Die Warnungen der Billigfluggesellschaften sind besonders relevant, da sie über große Flugzeugbestellungen verfügen, deren Einsatzort flexibel ist. Ryanair hat rund 300 neue Flugzeuge bestellt und plant, diese dort einzusetzen, wo die profitabelsten Routen erwartet werden. Wenn die britischen Abgaben und Gebühren weiter steigen, könnten Wachstumskapazitäten, die ursprünglich für Großbritannien vorgesehen waren, in günstigere Märkte umgeleitet werden.

Als Beispiel für eine solche Verlagerung nannte Ryanair die bereits erfolgte Kürzung von Diensten im englischen Newquay zugunsten von Schweden, wo die Luftverkehrsabgabe abgeschafft wurde. Die Logik des Billigfluggeschäfts sieht vor, dass Flugzeuge als mobile Wirtschaftsgüter dorthin verschoben werden, wo die Betriebskosten am niedrigsten sind und somit die höchsten Renditen erzielt werden können.

Darüber hinaus warnte London Gatwick Airport, dass die steigenden Gewerbesteuern künftige Investitionen, einschließlich der Pläne für eine zweite Start- und Landebahn, gefährden könnten. Dies verdeutlicht, dass die Kostenproblematik nicht nur die Fluggesellschaften, sondern die gesamte Luftverkehrsinfrastruktur des Vereinigten Königreichs betrifft. Branchenschätzungen zufolge unterstützt jedes im Land stationierte Flugzeug etwa 400 Arbeitsplätze und generiert jährlich etwa 27 Millionen Pfund für die Wirtschaft. Die Reduzierung des Flugbetriebs aufgrund höherer Kosten hätte somit umfassende negative Auswirkungen auf die nationale Wirtschaftsleistung.

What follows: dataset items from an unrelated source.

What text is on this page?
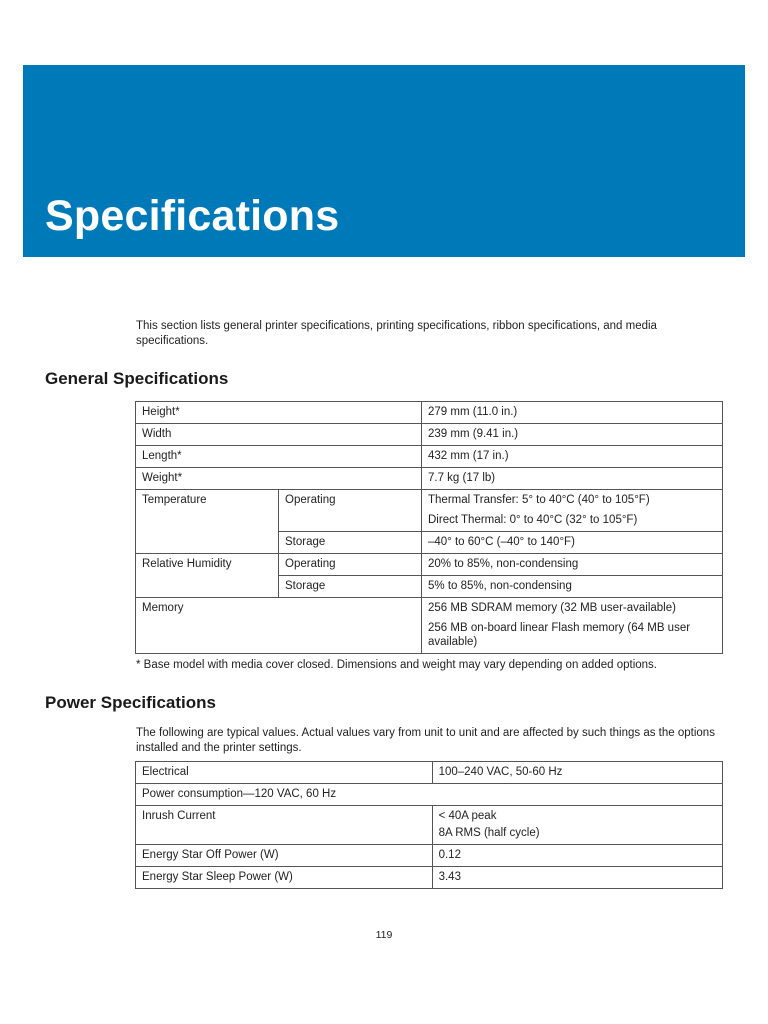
Specifications

This section lists general printer specifications, printing specifications, ribbon specifications, and media specifications.

General Specifications
Height*		279 mm (11.0 in.)
Width		239 mm (9.41 in.)
Length*		432 mm (17 in.)
Weight*		7.7 kg (17 lb)
Temperature	Operating	Thermal Transfer: 5° to 40°C (40° to 105°F)
Direct Thermal: 0° to 40°C (32° to 105°F)

	Storage	–40° to 60°C (–40° to 140°F)
Relative Humidity	Operating	20% to 85%, non-condensing
	Storage	5% to 85%, non-condensing
Memory		256 MB SDRAM memory (32 MB user-available)
256 MB on-board linear Flash memory (64 MB user available)

* Base model with media cover closed. Dimensions and weight may vary depending on added options.

Power Specifications

The following are typical values. Actual values vary from unit to unit and are affected by such things as the options installed and the printer settings.

Electrical	100–240 VAC, 50-60 Hz
Power consumption—120 VAC, 60 Hz	
Inrush Current	< 40A peak
8A RMS (half cycle)

Energy Star Off Power (W)	0.12
Energy Star Sleep Power (W)	3.43

119
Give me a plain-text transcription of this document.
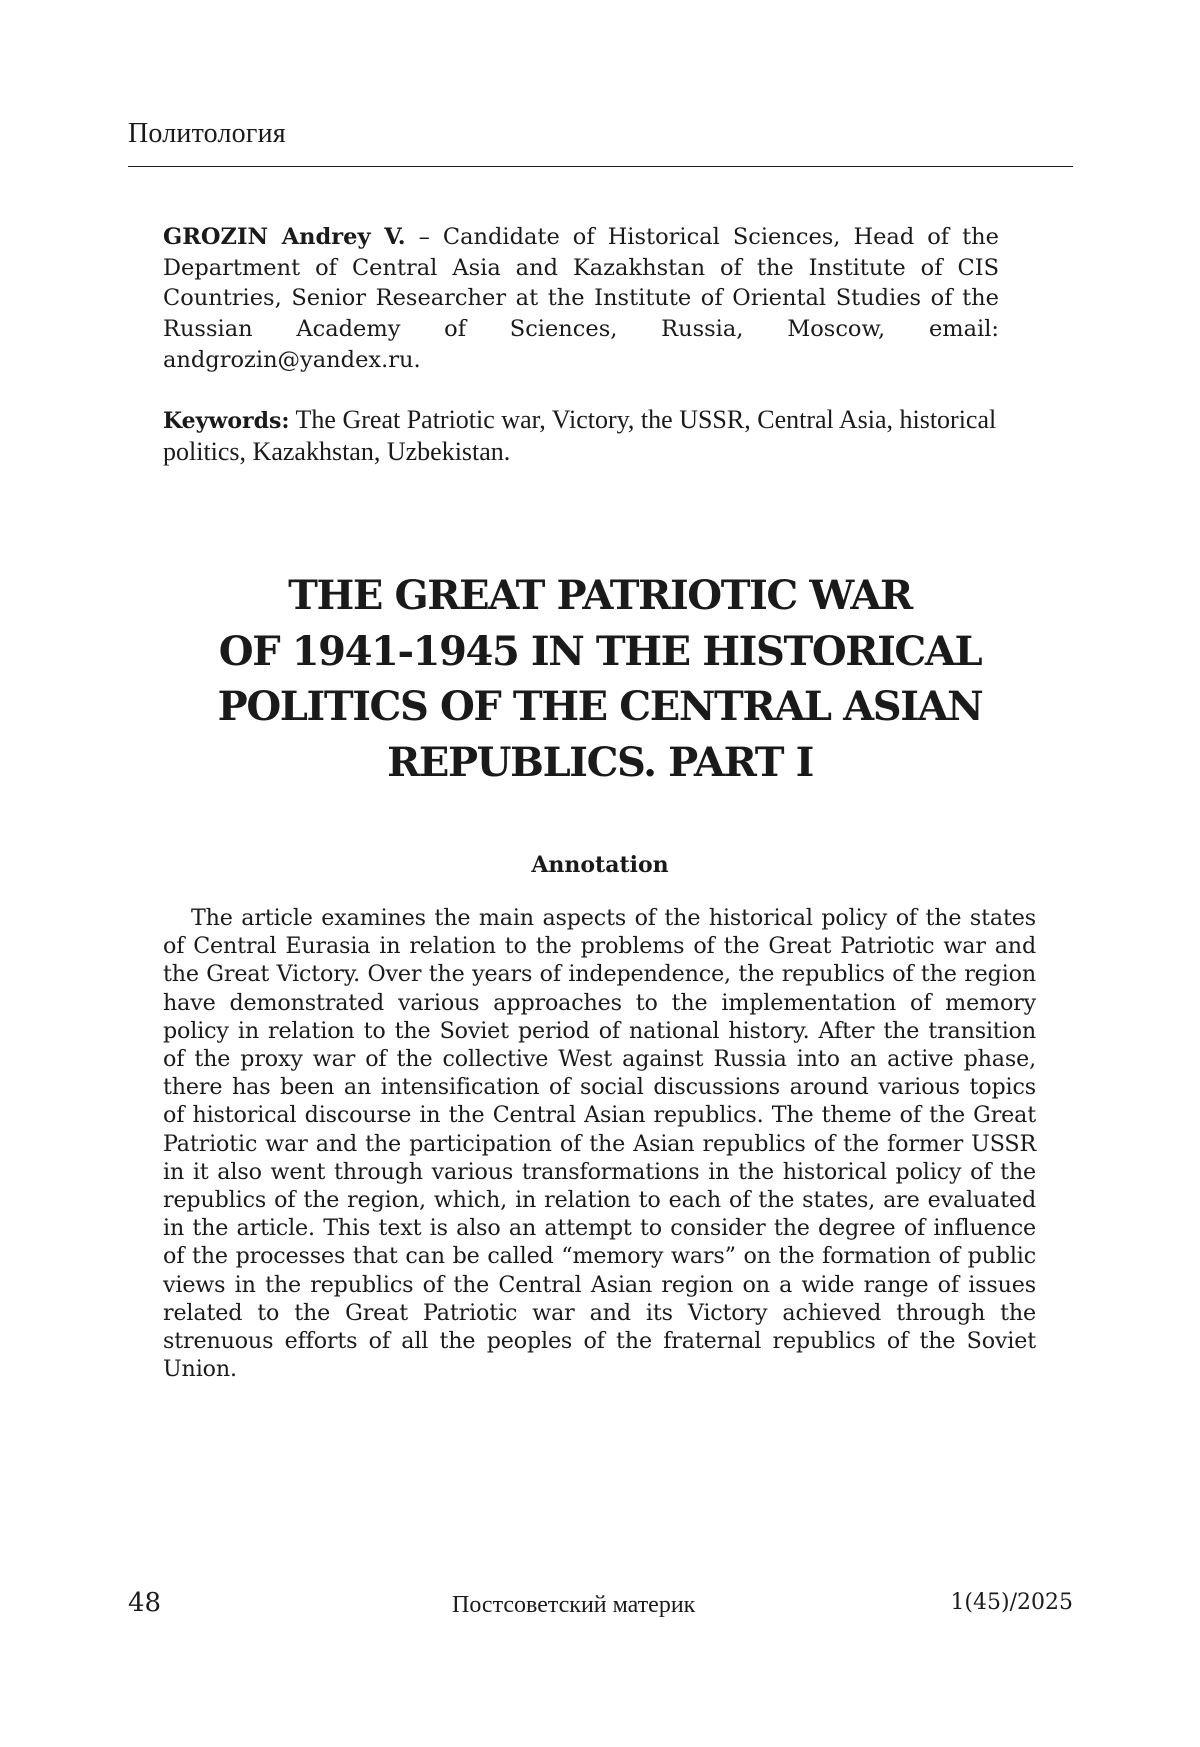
Политология
GROZIN Andrey V. – Candidate of Historical Sciences, Head of the Department of Central Asia and Kazakhstan of the Institute of CIS Countries, Senior Researcher at the Institute of Oriental Studies of the Russian Academy of Sciences, Russia, Moscow, email: andgrozin@yandex.ru.
Keywords: The Great Patriotic war, Victory, the USSR, Central Asia, historical politics, Kazakhstan, Uzbekistan.
THE GREAT PATRIOTIC WAR
OF 1941-1945 IN THE HISTORICAL
POLITICS OF THE CENTRAL ASIAN
REPUBLICS. PART I
Annotation
The article examines the main aspects of the historical policy of the states of Central Eurasia in relation to the problems of the Great Patriotic war and the Great Victory. Over the years of independence, the republics of the region have demonstrated various approaches to the implementation of memory policy in relation to the Soviet period of national history. After the transition of the proxy war of the collective West against Russia into an active phase, there has been an intensification of social discussions around various topics of historical discourse in the Central Asian republics. The theme of the Great Patriotic war and the participation of the Asian republics of the former USSR in it also went through various transformations in the historical policy of the republics of the region, which, in relation to each of the states, are evaluated in the article. This text is also an attempt to consider the degree of influence of the processes that can be called “memory wars” on the formation of public views in the republics of the Central Asian region on a wide range of issues related to the Great Patriotic war and its Victory achieved through the strenuous efforts of all the peoples of the fraternal republics of the Soviet Union.
48	Постсоветский материк	1(45)/2025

Die Konvergenz steigender Steuern und steigender Zugangsgebühren signalisiert eine erhebliche Belastung der Wettbewerbsfähigkeit des britischen Luftverkehrs. Die strategische Drohung der großen Billigfluggesellschaften, Kapazitäten abzuziehen, setzt die britische Regierung unter Druck, ihre Politik der Abgabenerhöhung im Lichte der drohenden negativen Folgen für die Erreichbarkeit und die Wirtschaft zu überdenken.